Online gaming affiliate and media firm Gambling.com Group Ltd has revealed a higher than expected 37% growth in revenue during Q3 2021 to $10.1m which was driven, it said, by increased monetization of new depositing customers (NDC).
The operating and financial results for the period ended September 30, 2021 also showed net income of $4.7m, or $0.13 per diluted share, compared to $2.3m, or $0.08 per diluted share, year-on-year.
Adjusted Q3 EBITDA, however, was down 14% from $4m to $3.5m year-on-year, while free cash flow of $0.8m was 81% lower than $3.9m in the corresponding period in 2020.
Updating investors, Gambling.com stated: “The increase (revenue) was driven by improved monetization of NDCs that we attribute to a combination of technology improvements and changes in product and market mix. NDCs decreased 4% to 27,000 compared to 28,000 in the prior year.”
CEO and Co-founder Charles Gillespie noted: “Our financial performance in the third quarter remained strong as we grew revenue by 37% compared to the prior year and, despite the third quarter being the seasonally slowest quarter of the year, delivered an adjusted EBITDA margin of 34%.
“Importantly, after the quiet summer months of July and August, we delivered all-time-high revenue in September. With the launch of Arizona and the kick-off of the NFL season, we saw a significant uplift in US revenue in September and our US performance exceeded our internal expectations.
“Entering the quarter with good momentum we are encouraged by the start to our seasonally stronger fourth quarter. We remain highly focused on prudently growing the company through both sustained organic growth and future accretive acquisitions which we continue to actively pursue.”

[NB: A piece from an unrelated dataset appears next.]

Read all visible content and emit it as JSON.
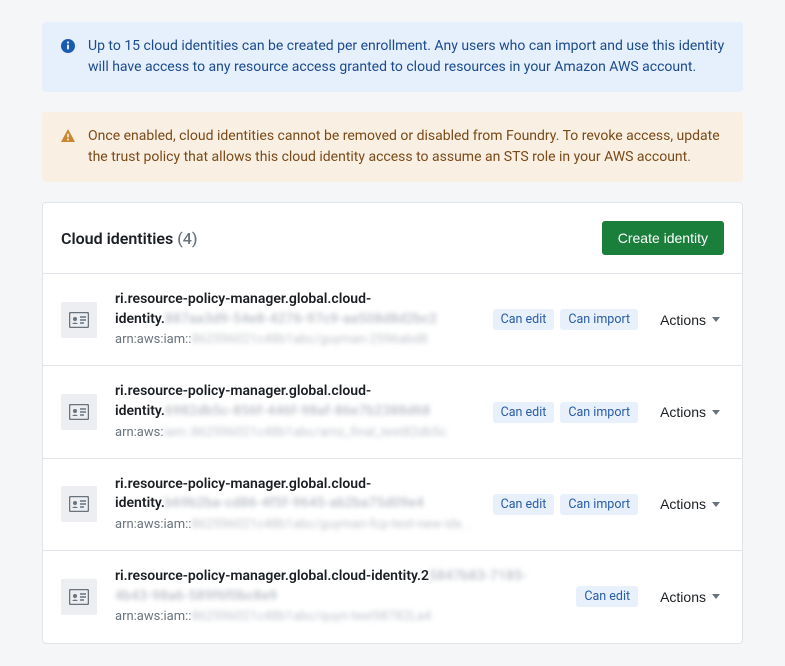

Q3 2021 has, however, proved to be a costly trading period for the group, with total operating expenses increasing by $3.8m to $7.7m compared to $3.9m in the prior year.
Said the group: “The increase was driven primarily by headcount across sales and marketing, technology, and general and administrative functions as we invest in the company’s organic growth initiatives as well as increased administrative expenses associated with operating as a public company.”
On the outlook, CFO Elias Mark said: “Our third quarter results came in a bit above our expectations and after slow summer trading our financial performance accelerated in September to close out the quarter with the best month in the company’s history.
“Our adjusted EBITDA margin of 34% in the quarter was healthy despite a seasonally slow quarter and investments in scaling the organization for organic growth initiatives and operating as a public company. This is consistent with our prior guidance that our near-term margins may deviate from our average 40% target as we invest in our organic growth plan and pursue our M&A strategy.
“For the full year, we are reiterating our expectation to achieve both above 40% year-on-year organic revenue growth and approximately 40% adjusted EBITDA margin. We remain in a very strong financial position after the IPO last quarter which offers us significant optionality going forward to execute our growth plan and each of our capital allocation priorities.”